The 76ers represent the most brazen version of a strategy long embraced by struggling NBA franchises: Lose a lot of games and secure one of the top picks in the draft in order to maximize the odds of landing a game-changing superstar. The tanking strategy, led by a general manager, Sam Hinkie, who resigned in April, has irritated a lot of people and inspired a lot of mockery.
But a contingent of Sixers fans, and some other admirers of the strategy, contend that Philadelphia had been stuck in mediocrity for a decade: a treadmill team too good to get a top pick but not good enough to make meaningful noise in the playoffs.
They believe a demolition would allow the team to draft a superstar who would be unlikely to sign with Philadelphia in free agency and that time spent in the middle is simply a waste. (Full disclosure: I am one of those cultish Sixers fans.)
An analysis of championship teams since 2000 suggests the Sixers may not be totally crazy.
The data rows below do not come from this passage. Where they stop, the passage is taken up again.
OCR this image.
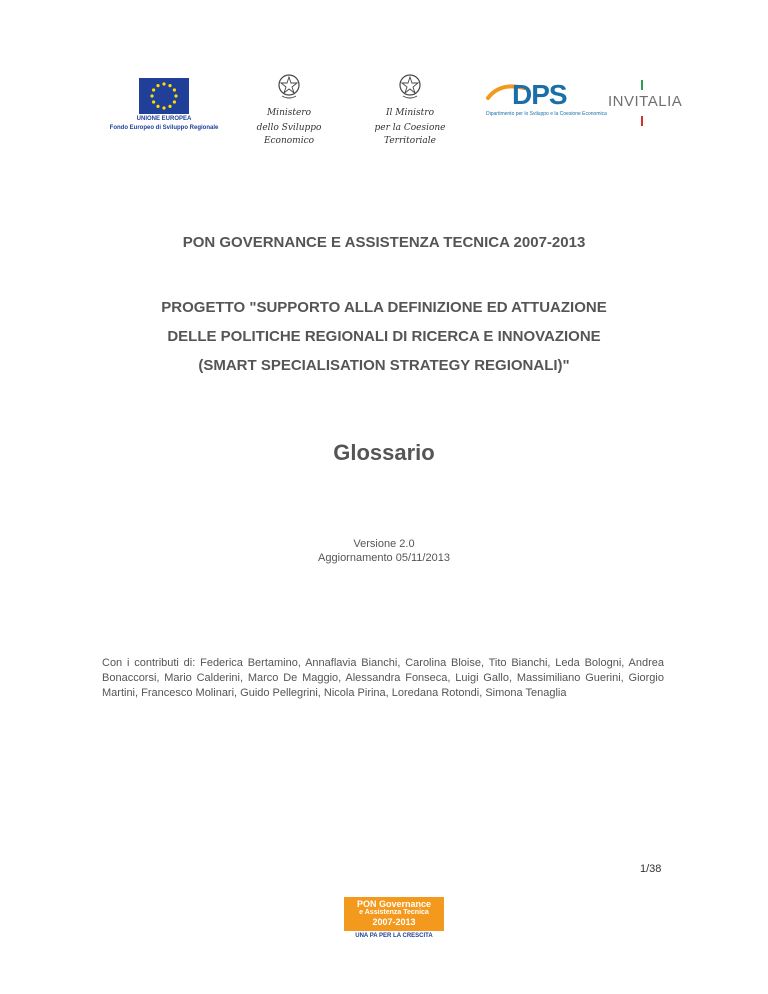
UNIONE EUROPEA
Fondo Europeo di Sviluppo Regionale
Ministero
dello Sviluppo Economico
Il Ministro
per la Coesione Territoriale
DPS
Dipartimento per lo Sviluppo e la Coesione Economica
INVITALIA
PON GOVERNANCE E ASSISTENZA TECNICA 2007-2013
PROGETTO "SUPPORTO ALLA DEFINIZIONE ED ATTUAZIONE
DELLE POLITICHE REGIONALI DI RICERCA E INNOVAZIONE
(SMART SPECIALISATION STRATEGY REGIONALI)"
Glossario
Versione 2.0
Aggiornamento 05/11/2013
Con i contributi di: Federica Bertamino, Annaflavia Bianchi, Carolina Bloise, Tito Bianchi, Leda Bologni, Andrea Bonaccorsi, Mario Calderini, Marco De Maggio, Alessandra Fonseca, Luigi Gallo, Massimiliano Guerini, Giorgio Martini, Francesco Molinari, Guido Pellegrini, Nicola Pirina, Loredana Rotondi, Simona Tenaglia
1/38
PON Governance
e Assistenza Tecnica
2007-2013
UNA PA PER LA CRESCITA
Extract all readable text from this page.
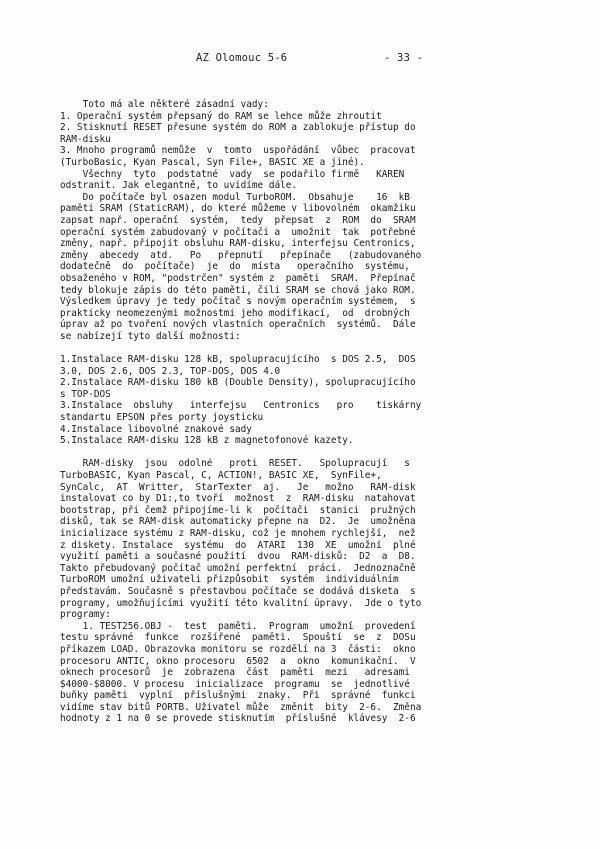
AZ Olomouc 5-6	- 33 -
Toto má ale některé zásadní vady:
1. Operační systém přepsaný do RAM se lehce může zhroutit
2. Stisknutí RESET přesune systém do ROM a zablokuje přístup do
RAM-disku
3. Mnoho programů nemůže  v  tomto  uspořádání  vůbec  pracovat
(TurboBasic, Kyan Pascal, Syn File+, BASIC XE a jiné).
Všechny  tyto  podstatné  vady  se podařilo firmě   KAREN
odstranit. Jak elegantně, to uvidíme dále.
Do počítače byl osazen modul TurboROM.  Obsahuje    16  kB
paměti SRAM (StaticRAM), do které můžeme v libovolném  okamžiku
zapsat např. operační  systém,  tedy  přepsat  z  ROM  do  SRAM
operační systém zabudovaný v počítači a  umožnit  tak  potřebné
změny, např. připojit obsluhu RAM-disku, interfejsu Centronics,
změny  abecedy  atd.   Po   přepnutí   přepínače   (zabudovaného
dodatečně  do  počítače)  je  do  místa   operačního  systému,
obsaženého v ROM, "podstrčen" systém z  paměti  SRAM.  Přepínač
tedy blokuje zápis do této paměti, čili SRAM se chová jako ROM.
Výsledkem úpravy je tedy počítač s novým operačním systémem,  s
prakticky neomezenými možnostmi jeho modifikací,  od  drobných
úprav až po tvoření nových vlastních operačních  systémů.  Dále
se nabízejí tyto další možnosti:
1.Instalace RAM-disku 128 kB, spolupracujícího  s DOS 2.5,  DOS
3.0, DOS 2.6, DOS 2.3, TOP-DOS, DOS 4.0
2.Instalace RAM-disku 180 kB (Double Density), spolupracujícího
s TOP-DOS
3.Instalace  obsluhy   interfejsu   Centronics   pro    tiskárny
standartu EPSON přes porty joysticku
4.Instalace libovolné znakové sady
5.Instalace RAM-disku 128 kB z magnetofonové kazety.
RAM-disky  jsou  odolné   proti  RESET.   Spolupracují   s
TurboBASIC, Kyan Pascal, C, ACTION!, BASIC XE,  SynFile+,
SynCalc,  AT  Writter,  StarTexter  aj.   Je   možno   RAM-disk
instalovat co by D1:,to tvoří  možnost  z  RAM-disku  natahovat
bootstrap, při čemž připojíme-li k  počítači  stanici  pružných
disků, tak se RAM-disk automaticky přepne na  D2.  Je  umožněna
inicializace systému z RAM-disku, což je mnohem rychlejší,  než
z diskety. Instalace  systému  do  ATARI  130  XE  umožní  plné
využití paměti a současné použití  dvou  RAM-disků:  D2  a  D8.
Takto přebudovaný počítač umožní perfektní  práci.  Jednoznačně
TurboROM umožní uživateli přizpůsobit  systém  individuálním
představám. Současně s přestavbou počítače se dodává disketa  s
programy, umožňujícími využití této kvalitní úpravy.  Jde o tyto
programy:
1. TEST256.OBJ -  test  paměti.  Program  umožní  provedení
testu správné  funkce  rozšířené  paměti.  Spouští  se  z  DOSu
příkazem LOAD. Obrazovka monitoru se rozdělí na 3  části:  okno
procesoru ANTIC, okno procesoru  6502  a  okno  komunikační.  V
oknech procesorů  je  zobrazena  část  paměti  mezi   adresami
$4000-$8000. V procesu  inicializace  programu  se  jednotlivé
buňky paměti  vyplní  příslušnými  znaky.  Při  správné  funkci
vidíme stav bitů PORTB. Uživatel může  změnit  bity  2-6.  Změna
hodnoty z 1 na 0 se provede stisknutím  příslušné  klávesy  2-6
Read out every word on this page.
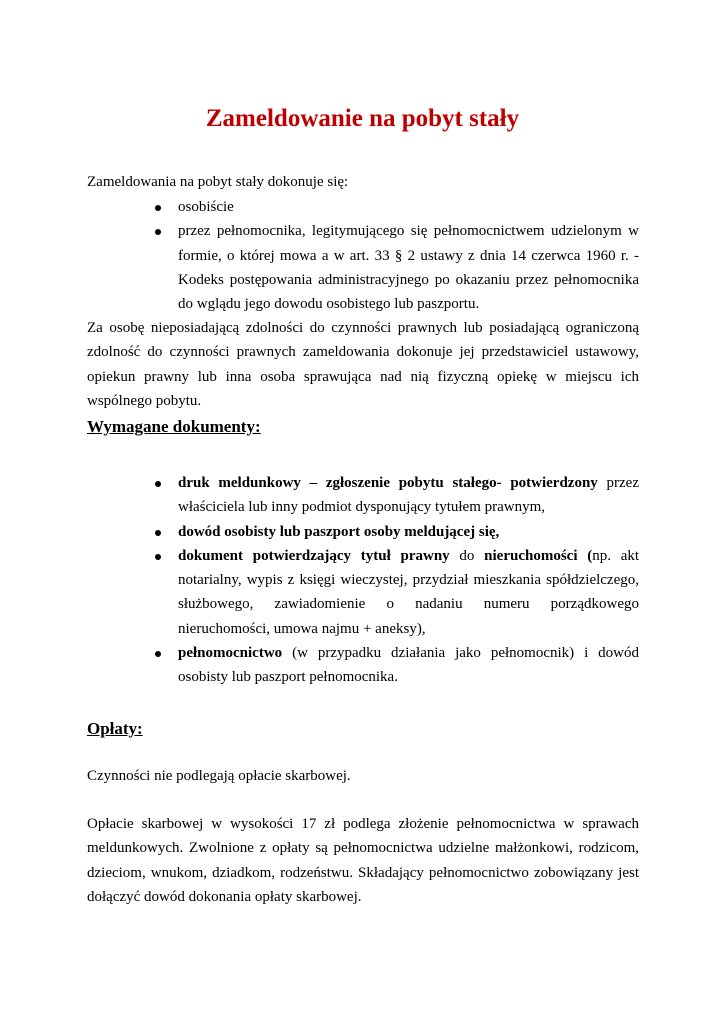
Zameldowanie na pobyt stały

Zameldowania na pobyt stały dokonuje się:

osobiście
przez pełnomocnika, legitymującego się pełnomocnictwem udzielonym w formie, o której mowa a w art. 33 § 2 ustawy z dnia 14 czerwca 1960 r. - Kodeks postępowania administracyjnego po okazaniu przez pełnomocnika do wglądu jego dowodu osobistego lub paszportu.

Za osobę nieposiadającą zdolności do czynności prawnych lub posiadającą ograniczoną zdolność do czynności prawnych zameldowania dokonuje jej przedstawiciel ustawowy, opiekun prawny lub inna osoba sprawująca nad nią fizyczną opiekę w miejscu ich wspólnego pobytu.

Wymagane dokumenty:
druk meldunkowy – zgłoszenie pobytu stałego- potwierdzony przez właściciela lub inny podmiot dysponujący tytułem prawnym,
dowód osobisty lub paszport osoby meldującej się,
dokument potwierdzający tytuł prawny do nieruchomości (np. akt notarialny, wypis z księgi wieczystej, przydział mieszkania spółdzielczego, służbowego, zawiadomienie o nadaniu numeru porządkowego nieruchomości, umowa najmu + aneksy),
pełnomocnictwo (w przypadku działania jako pełnomocnik) i dowód osobisty lub paszport pełnomocnika.
Opłaty:

Czynności nie podlegają opłacie skarbowej.

Opłacie skarbowej w wysokości 17 zł podlega złożenie pełnomocnictwa w sprawach meldunkowych. Zwolnione z opłaty są pełnomocnictwa udzielne małżonkowi, rodzicom, dzieciom, wnukom, dziadkom, rodzeństwu. Składający pełnomocnictwo zobowiązany jest dołączyć dowód dokonania opłaty skarbowej.
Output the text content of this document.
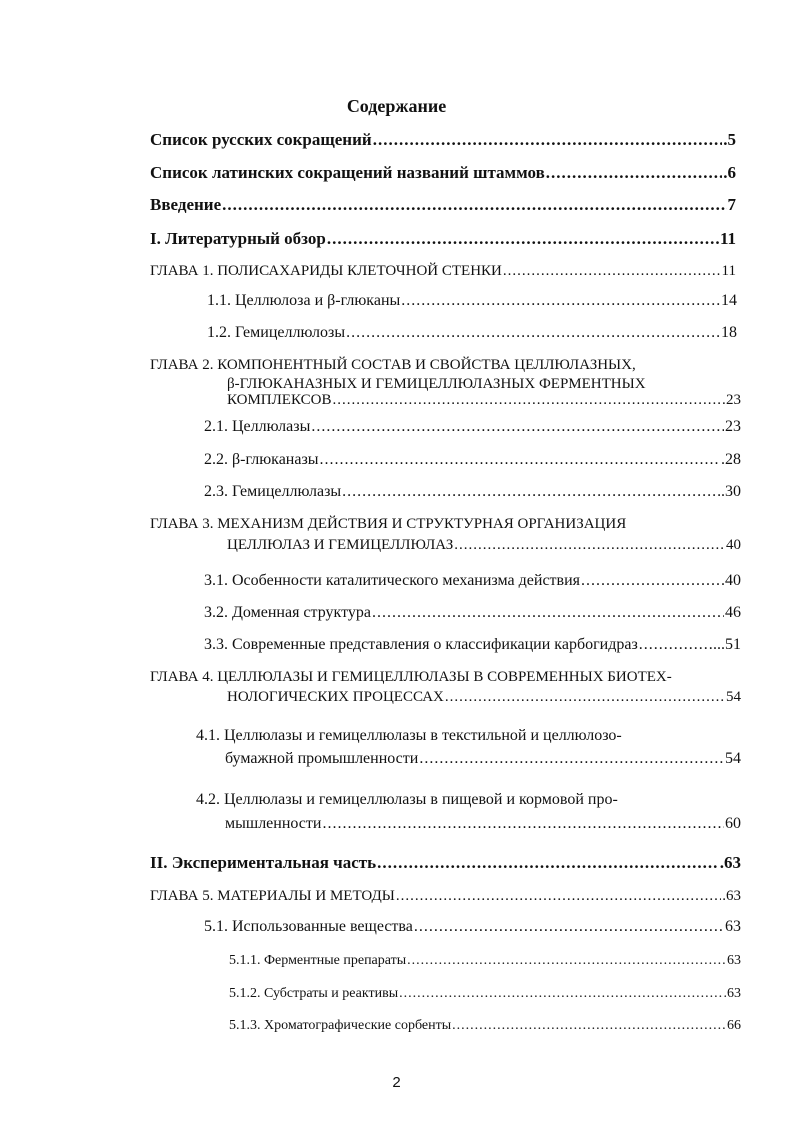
Содержание
Список русских сокращений .....	.5
Список латинских сокращений названий штаммов .....	.6
Введение .....	7
I. Литературный обзор .....	11
ГЛАВА 1. ПОЛИСАХАРИДЫ КЛЕТОЧНОЙ СТЕНКИ .....	11
1.1. Целлюлоза и β-глюканы .....	14
1.2. Гемицеллюлозы .....	18
ГЛАВА 2. КОМПОНЕНТНЫЙ СОСТАВ И СВОЙСТВА ЦЕЛЛЮЛАЗНЫХ,
β-ГЛЮКАНАЗНЫХ И ГЕМИЦЕЛЛЮЛАЗНЫХ ФЕРМЕНТНЫХ
КОМПЛЕКСОВ .....	23
2.1. Целлюлазы .....	23
2.2. β-глюканазы .....	.28
2.3. Гемицеллюлазы .....	.30
ГЛАВА 3. МЕХАНИЗМ ДЕЙСТВИЯ И СТРУКТУРНАЯ ОРГАНИЗАЦИЯ
ЦЕЛЛЮЛАЗ И ГЕМИЦЕЛЛЮЛАЗ .....	40
3.1. Особенности каталитического механизма действия .....	40
3.2. Доменная структура .....	46
3.3. Современные представления о классификации карбогидраз .....	...51
ГЛАВА 4. ЦЕЛЛЮЛАЗЫ И ГЕМИЦЕЛЛЮЛАЗЫ В СОВРЕМЕННЫХ БИОТЕХ-
НОЛОГИЧЕСКИХ ПРОЦЕССАХ .....	54
4.1. Целлюлазы и гемицеллюлазы в текстильной и целлюлозо-
бумажной промышленности .....	54
4.2. Целлюлазы и гемицеллюлазы в пищевой и кормовой про-
мышленности .....	60
II. Экспериментальная часть .....	.63
ГЛАВА 5. МАТЕРИАЛЫ И МЕТОДЫ .....	.63
5.1. Использованные вещества .....	63
5.1.1. Ферментные препараты .....	63
5.1.2. Субстраты и реактивы .....	.63
5.1.3. Хроматографические сорбенты .....	66
2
Almost every team that has made the NBA final in that span has had a player selected in the top three of the draft and most of them had someone who was picked first overall.
Sure, it’s possible your team could sign a top-three player or acquire one in a trade, but most teams struggle to attract top players if they’re in a less-desirable market or don’t already have a core of talent in place. For most teams, the surest way to acquire a superstar is to draft one.
Of 17 championship teams since 2000:
12 teams had a player selected with the No. 1 pick.
14 teams had a player selected with a top-two pick.
16 teams had a player selected with a top-three pick.
What about the teams that lost in the finals? The numbers are similar:
11 teams had a player selected with the No. 1 pick.
15 teams had a player selected with a top-two pick.
16 teams had a player selected with a top-three pick.
The list of players picked in the top three holds many of the franchise cornerstones who have dominated the NBA, including LeBron James, Tim Duncan and Shaquille O’Neal.